The binomial series is a way to expand expressions of the form \( (1-x)^k \), where \( k \) can be any real number, using an infinite series. This is an extension of the binomial theorem, which deals with cases where \( k \) is a positive integer. The binomial series is quite useful because it allows us to represent functions involving square roots or other fractional exponents as a series, which can be easier to work with in calculus.

• The general formula for the binomial series is: \( (1-x)^k = \sum_{n=0}^{\infty} \binom{k}{n} (-x)^n \).
• The binomial coefficient \( \binom{k}{n} \) is calculated as: \( \frac{k(k-1)(k-2)\ldots(k-n+1)}{n!} \).
• For our problem, the expression \( (1-x^2)^{-1/2} \) is expanded using this series, providing a starting point for further calculations.

Understanding this concept helps in analyzing and manipulating expressions to find their antiderivatives or power expansions effectively.

Integration is the process of finding the antiderivative of a function, which essentially means the opposite of differentiation. In the context of this exercise, we use integration to find a function whose derivative matches the given series expansion derived from the binomial series. When integrating the series term by term, remember:

• Each term of a power series can be integrated independently within limits where the series converges.
• The constant of integration can be determined based on boundary conditions or initial values if provided.

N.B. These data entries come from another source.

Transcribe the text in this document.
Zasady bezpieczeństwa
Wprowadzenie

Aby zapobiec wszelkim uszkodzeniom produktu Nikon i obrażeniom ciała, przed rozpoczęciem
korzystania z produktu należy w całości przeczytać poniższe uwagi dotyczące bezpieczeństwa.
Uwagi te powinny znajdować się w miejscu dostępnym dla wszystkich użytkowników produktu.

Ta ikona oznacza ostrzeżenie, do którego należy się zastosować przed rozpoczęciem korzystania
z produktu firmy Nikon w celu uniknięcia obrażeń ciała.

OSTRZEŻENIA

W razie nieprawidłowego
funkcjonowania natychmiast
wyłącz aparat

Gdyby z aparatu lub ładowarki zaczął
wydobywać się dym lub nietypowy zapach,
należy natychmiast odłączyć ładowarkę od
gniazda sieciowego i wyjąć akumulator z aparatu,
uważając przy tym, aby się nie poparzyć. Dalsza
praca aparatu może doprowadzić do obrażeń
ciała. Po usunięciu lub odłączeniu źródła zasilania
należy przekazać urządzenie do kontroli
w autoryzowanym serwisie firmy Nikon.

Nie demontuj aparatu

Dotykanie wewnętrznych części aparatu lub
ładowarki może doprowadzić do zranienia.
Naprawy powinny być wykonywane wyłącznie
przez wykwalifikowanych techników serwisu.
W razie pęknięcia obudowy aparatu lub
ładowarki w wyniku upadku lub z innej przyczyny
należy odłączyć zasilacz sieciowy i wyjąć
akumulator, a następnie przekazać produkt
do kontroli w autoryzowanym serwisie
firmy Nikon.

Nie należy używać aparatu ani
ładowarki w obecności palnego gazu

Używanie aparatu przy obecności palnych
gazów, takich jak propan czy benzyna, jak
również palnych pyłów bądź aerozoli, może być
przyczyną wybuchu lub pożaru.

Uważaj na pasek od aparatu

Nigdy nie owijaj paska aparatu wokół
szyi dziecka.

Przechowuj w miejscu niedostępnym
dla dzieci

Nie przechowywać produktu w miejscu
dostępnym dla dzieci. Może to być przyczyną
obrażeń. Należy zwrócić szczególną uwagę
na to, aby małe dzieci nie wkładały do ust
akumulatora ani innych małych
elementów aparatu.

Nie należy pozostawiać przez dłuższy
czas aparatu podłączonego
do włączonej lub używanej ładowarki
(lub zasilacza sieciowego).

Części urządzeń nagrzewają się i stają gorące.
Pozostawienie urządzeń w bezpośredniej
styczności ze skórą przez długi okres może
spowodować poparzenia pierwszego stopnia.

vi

Applying integration term by term to the binomial series results in each term being integrated independently, leading to an expanded series that represents the antiderivative function. Learning to integrate such series terms systematically simplifies the task of finding solutions to complex expressions in calculus.

The power series expansion allows us to write a function as an infinite sum of terms, which are powers of a variable. This method is particularly useful when dealing with inverse trigonometric functions, such as \( \sin^{-1}(x) \), since they can be expressed as infinite series.Key aspects include:

• A power series takes the general form: \( \sum_{n=0}^{\infty} a_n x^n \), where \( a_n \) represents the coefficients and \( x^n \) the powers of \( x \).
• Each term in the series is derived from expanding, simplifying, and sometimes integrating another series, as shown in the exercise.
• In the case of the inverse sine function, the series expansion helps reveal its behavior for \( |x|<1 \).

Understanding power series expansion provides a valuable tool for approximating and working with functions that would otherwise be difficult to manipulate, helping to tackle problems involving convergence and function representation.